Por isso, Jesus exige para que os cristãos usem o dinheiro para a libertação dos irmãos e para a nossa salvação: “Usai o dinheiro injusto para fazer amigos”. O amigo que devemos ganhar para sempre é Deus através dos seus amigos pequenos a quem devemos dedicar. O dinheiro não merece o nosso respeito. Merece ser conquistado no poder do Espírito. Uma vez derrotado e convertido ao caminho de Cristo, então o dinheiro poderá ser usado sem ser servido. Assim o dinheiro torna-se um instrumento útil de serviço. Se não somos justos em questões de dinheiro, como é que Deus nos dará o “verdadeiro bem” que é a Vida? Se não somos fiéis no que pertence aos outros(justiça), como poderemos ser justos?
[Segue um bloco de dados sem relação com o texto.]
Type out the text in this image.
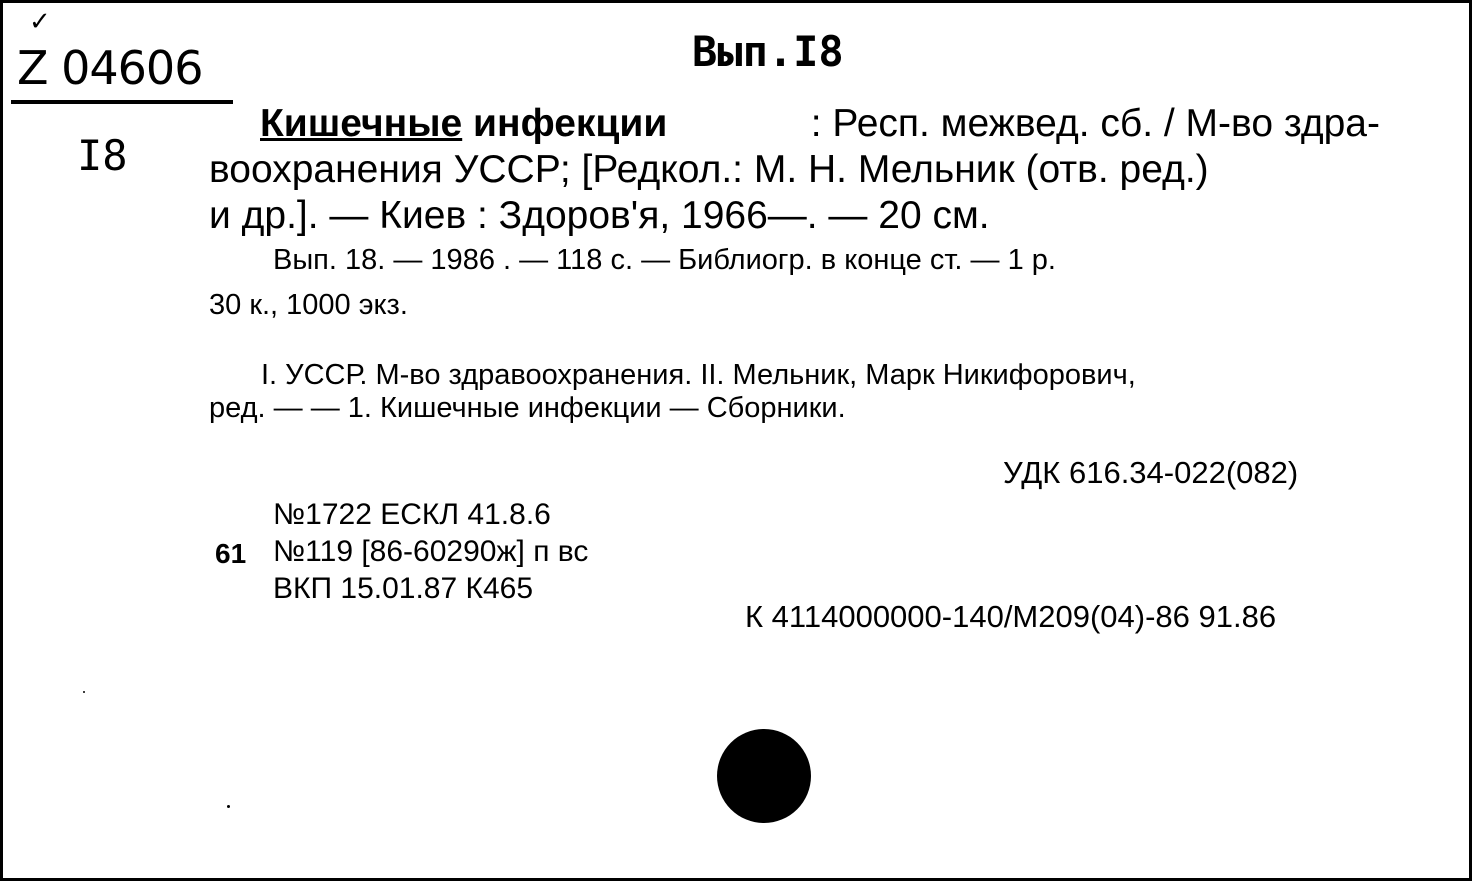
✓
Z 04606
I8
Вып.I8
Кишечные инфекции	: Респ. межвед. сб. / М-во здра-
воохранения УССР; [Редкол.: М. Н. Мельник (отв. ред.)
и др.]. — Киев : Здоров'я, 1966—. — 20 см.
Вып. 18. — 1986 . — 118 с. — Библиогр. в конце ст. — 1 р.
30 к., 1000 экз.
I. УССР. М-во здравоохранения. II. Мельник, Марк Никифорович,
ред. — — 1. Кишечные инфекции — Сборники.
УДК 616.34-022(082)
№1722 ЕСКЛ 41.8.6
61 №119 [86-60290ж] п вс
ВКП 15.01.87 К465
К 4114000000-140/М209(04)-86 91.86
Por isso, a grande questão moral em relação ao dinheiro é como passar da cobiça e ganância à generosidade e da vingança e violência por causa de dinheiro à magnanimidade e shalom, paz.


O voto da simplicidade mostra o caminho. A simplicidade é uma retidão de alma, é uma unicidade de coração, modéstia e temperança em todas as coisas, usar o dinheiro sem abusar dele. A simplicidade dá-nos o arcabouço para experimentarmos generosidade, magnanimidade e shalom, paz. São Francisco de Sales disse: “Recomendo-lhes santa simplicidade. Em tudo, amem a simplicidade!”


Se você deprecia o dinheiro dos outros, pergunte-se se não o adoraria caso ele fosse seu. Não admiro o seu desprendimento pelo dinheiro que lhe falta por você não saber ganhá-lo com seu esforço; mas sim o admira se você é generoso com o dinheiro que ganha com seu trabalho. E se você tem dinheiro acumulado, pergunte-se como o ganhou e como o usa. Se você continua acumulando mais dinheiro do que precisa para viver, sabe para que o faz?


O dinheiro não é principal de nossa vida. Os bens um dia nos escapam. Por isso, Jesus nos convida a fazer uma escolha decisiva e definitiva porque o Senhor Deus é incompatível com o senhor dinheiro. Por uma inversão de valores, as pessoas caem na tentação de substituir o Bem absoluto que é Deus pelos bens passageiros. Não podemos jamais esquecer a verdade de que tudo na nossa vida é emprestado. Um dia, quando terminar nossa caminhada neste mundo, tudo será deixado para quem ainda faz sua vida neste mundo. Fica a pergunta para nós: Vale a pena ficar apegado às coisas que serão escapadas de nossas mãos? Como é bom viver fazendo o bem neste mundo a exemplo de Jesus Cristo. A bondade é o investimento nunca falha, pois Deus é o Bem maior para o qual estamos caminhando.